Steve Forbes: Biden Will Drop Out; Is He Right?

Lai Seng Sin

I am neither smarter nor better connected than Steve Forbes, but I remain skeptical of his claim that Biden will drop out of the presidential race, perhaps even in the next two weeks. 

It's not that his analysis is wrong; it isn't. Keeping Biden on the ticket was a bad move and one that has many Democrats very nervous about their prospects in November. It seems clear to me that the Obama wing of the Democrat Party is very unhappy with Biden's being at the top of the ticket, and the Clinton wing is similarly unhappy. 

Nate Silver, too, thinks that Biden should not have run and should not be the nominee. Biden is old and unpopular, and his Vice President is even less popular than Biden himself. While voters rarely care much about the Vice Presidential candidate, that could be much less true in this election than most. 

Forbes is clearly right that Biden is not the right candidate to take on Donald Trump. Everybody by now assumes that Biden will not survive a second term; whether he actually leaves for his reward in the next four years is irrelevant; he simply doesn't have the mental acuity or stamina to remain in the Oval Office to finish out his term. 

As Forbes noted, lots of Democrats are willing to say all this behind closed doors, and the Obama and Clinton folks like David Axelrod and James Carville say it on the record. I don't think it matters.

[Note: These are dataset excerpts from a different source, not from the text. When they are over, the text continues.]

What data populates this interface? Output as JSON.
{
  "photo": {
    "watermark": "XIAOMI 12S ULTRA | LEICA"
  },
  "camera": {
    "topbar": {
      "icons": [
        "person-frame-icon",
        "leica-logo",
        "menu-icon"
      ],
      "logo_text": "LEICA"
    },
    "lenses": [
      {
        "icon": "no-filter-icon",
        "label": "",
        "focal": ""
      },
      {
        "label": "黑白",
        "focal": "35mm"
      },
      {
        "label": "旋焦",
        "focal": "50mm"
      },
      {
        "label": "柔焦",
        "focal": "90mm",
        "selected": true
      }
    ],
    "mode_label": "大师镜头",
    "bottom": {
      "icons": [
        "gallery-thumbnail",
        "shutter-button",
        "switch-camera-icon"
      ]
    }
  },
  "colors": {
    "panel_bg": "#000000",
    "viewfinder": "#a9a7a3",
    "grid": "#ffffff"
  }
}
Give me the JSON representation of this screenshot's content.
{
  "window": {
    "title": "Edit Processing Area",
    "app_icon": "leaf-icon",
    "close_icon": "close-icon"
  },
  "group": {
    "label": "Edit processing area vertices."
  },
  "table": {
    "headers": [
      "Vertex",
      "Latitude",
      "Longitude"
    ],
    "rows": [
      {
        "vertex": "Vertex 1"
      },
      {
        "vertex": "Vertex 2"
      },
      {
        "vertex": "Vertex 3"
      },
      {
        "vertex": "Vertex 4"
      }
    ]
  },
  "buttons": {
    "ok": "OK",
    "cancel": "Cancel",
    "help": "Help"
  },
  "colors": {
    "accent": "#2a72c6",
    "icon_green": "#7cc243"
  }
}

Political parties are coalitions, not monolithic. And while there is no Biden "wing" of the party--the Obama and Clinton wings are the most powerful, although there is a far-left wing as well--there IS a Biden power base, and right now, they have the final say about who will be the nominee.

Biden is in power, which means his people are in power.  They will not want to give it up, and too many of them fear they will be eased out and off the gravy train. This includes, of course, Jill Biden, who has the most to lose. This means that Biden is likely to resist efforts to replace him on the ticket, and the only thing worse for the Democrats than having Biden as the candidate is having Biden openly unhappy about being pushed out. 

It's also difficult to see how you get agreement on who should replace Biden. It's not that there aren't potential candidates; it's that there are too many who want the job. It's possible that the power brokers could settle on one, but would everybody who wants the job accept the chosen one? Would the left wing accept the choice without making a stink? And would donors line up behind the candidate, given how far behind the starting line they would begin?

The rationale for dumping Biden is obvious, but the practical solutions for all these problems aren't obvious. 

The one argument that might work to get Biden to quit is, ironically, Hunter Biden's legal problems. The Bidens got a reality check with the verdict this week--apparently, they actually believed he would skate--and Hunter has another trial coming up. 

Democrat power brokers could argue that the best path to helping Hunter is for Joe to bow out, and once the election is over and a new president is chosen, Joe could pardon his son in the interim. That way, Hunter gets pardoned without crippling a Biden second term. 

No doubt this argument will be made to President Biden, but I am skeptical that Joe would take the bait. 

What do you think? Is Forbes right or not? Obviously I am very skeptical.